Арсений Романович скрылся за калиткой во двор и через минуту, запыхавшийся, отворил тамбур. Начали поднимать наверх вещи. Алёша первый вбежал по певучей деревянной лестнице и очутился в коридоре перед окном. То, что он увидел, превзошло его ожидания. Арсений Романович не только не приврал, рассказывая всю дорогу с вокзала, какие чудеса откроются Алёше на новой квартире, но даже приблизительно не мог передать необычайность мира, вдруг брошенного прямо Алёше под ноги.
По склону вниз спускался большой сад. Одни деревья чуть-чуть распушились, на других ещё только высыпали разбухшие почки и висячие бархатные червяки свекольного цвета. Но сад уже казался кудрявым. Пятнышки света будто паслись на узких тропинках, как жёлтые цыплята. Трава была разной – то маленькая-маленькая, прямая, точно настриженная ножницами, то лопоухая, витая. Старая тачка с отломанным колесом валялась на боку. «Колесо-то мы починим!» – подумал Алёша и взглянул поверх сада.
Сначала он ясно различил, белую церковь с колокольней и на ней – высокий тонкий шпиль. Потом, сразу за церковью и за шпилем, он увидел что-то непонятное – живое от сияния, громадное, как много-много полей, уходивших во все стороны до самого неба. Потом он моментально понял, что это – не поля, а вода, и потом ещё скорее, чем моментально, сообразил, что эта вода – Волга. Он вскрикнул:
– Волга! Мама, Волга!
Ему никто не отозвался – все были заняты тасканием вещей, и его неожиданно взяло сомнение – не ошибся ли он? Волга должна была быть похожа на Неву, но только гораздо больше.
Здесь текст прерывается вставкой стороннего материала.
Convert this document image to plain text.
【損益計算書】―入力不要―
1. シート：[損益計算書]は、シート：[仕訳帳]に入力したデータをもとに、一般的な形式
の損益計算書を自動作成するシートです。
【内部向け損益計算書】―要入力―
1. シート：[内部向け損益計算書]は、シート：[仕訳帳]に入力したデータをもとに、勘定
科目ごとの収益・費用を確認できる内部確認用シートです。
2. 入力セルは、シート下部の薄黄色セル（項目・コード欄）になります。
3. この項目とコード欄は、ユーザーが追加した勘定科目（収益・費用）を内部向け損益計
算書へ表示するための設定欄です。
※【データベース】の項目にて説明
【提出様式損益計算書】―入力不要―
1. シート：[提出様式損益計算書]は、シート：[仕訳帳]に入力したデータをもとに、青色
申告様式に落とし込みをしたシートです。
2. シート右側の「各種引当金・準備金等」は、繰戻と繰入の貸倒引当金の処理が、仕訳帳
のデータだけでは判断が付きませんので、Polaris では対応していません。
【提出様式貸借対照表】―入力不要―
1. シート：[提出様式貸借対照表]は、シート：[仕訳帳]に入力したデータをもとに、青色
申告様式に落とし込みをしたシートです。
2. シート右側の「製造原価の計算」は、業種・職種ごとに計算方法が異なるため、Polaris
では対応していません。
А то, на что смотрел Алёша, нисколько не напоминало Неву. Не было нигде настоящего конца, а там, где, вероятно, начиналась земля, было все так же плоско и бесконечно, как на воде. Там был другой цвет, какой-то сиренево-серый, но цвет тоже живой, подвижной, как на воде. Там даже виднелись деревья и, может, отдельные домики, но они тоже словно росли из воды. И кроме того, Алёша сколько раз слышал, что на Волге много больших пароходов. А тут, как он ни искал глазами, везде была вода и вода, и ни одного парохода. Правда, совсем близко, над крышами домов, Алёша заметил две тёмных лодки, плывших друг другу навстречу. Но лодки могли плыть и не по Волге.
Алёша решил хорошенько проверить – могла ли всё-таки это быть Волга, и даже обрадовался, что никто не слышал, как он крикнул – Волга! Как вдруг из-за церкви появился на воде небольшой уголок, и уголок этот стал вырастать, будто выдвигаться из церкви, как крышечка из пенала. Затем уголок превратился в квадратик, и на этом квадратике появился второй квадратик, и они оба продолжали выдвигаться из церкви, и нижний вёз на себе верхний, и потом сразу на верхнем выехал третий, совсем так же, как второй на первом, и все они начали вытягиваться в полосы и вдруг ярко забелели на солнце, и Алёша отчётливо разглядел на каждой полосе маленькие окошечки, и окошечек стало выдвигаться из-за церкви все больше и больше, и Алёша понял, что это идёт пароход. Да, это недалеко от берега шёл пароход! Все больше, больше появлялось пароходных примет – лодка на верхней палубе, лоцманская будка, чёрная труба, ещё лодка, и внизу, под колесом – взбитая яичными белками пена и веером сверкающие волны, и на палубе – опять лодка, и потом – верхняя полоса с окошками оборвалась, за ней оборвалась средняя, потом выползла корма, потом – наклонная мачта с подвешенной наискось лодкой, над ней – лисьим хвостом – флаг, – и вот весь огромный трехпалубный пароход, от носа до кормы, как на ладошке, поплыл перед поднявшимся на цыпочки и ухватившим оконную раму Алёшей, и – словно для того, чтобы не оставалось никаких сомнений, – пароход этот гневно изверг из-за трубы клубчатую струю молочно-белого пара, и через секунду глухо толкнулся в окно стариковский рассерженный гудок.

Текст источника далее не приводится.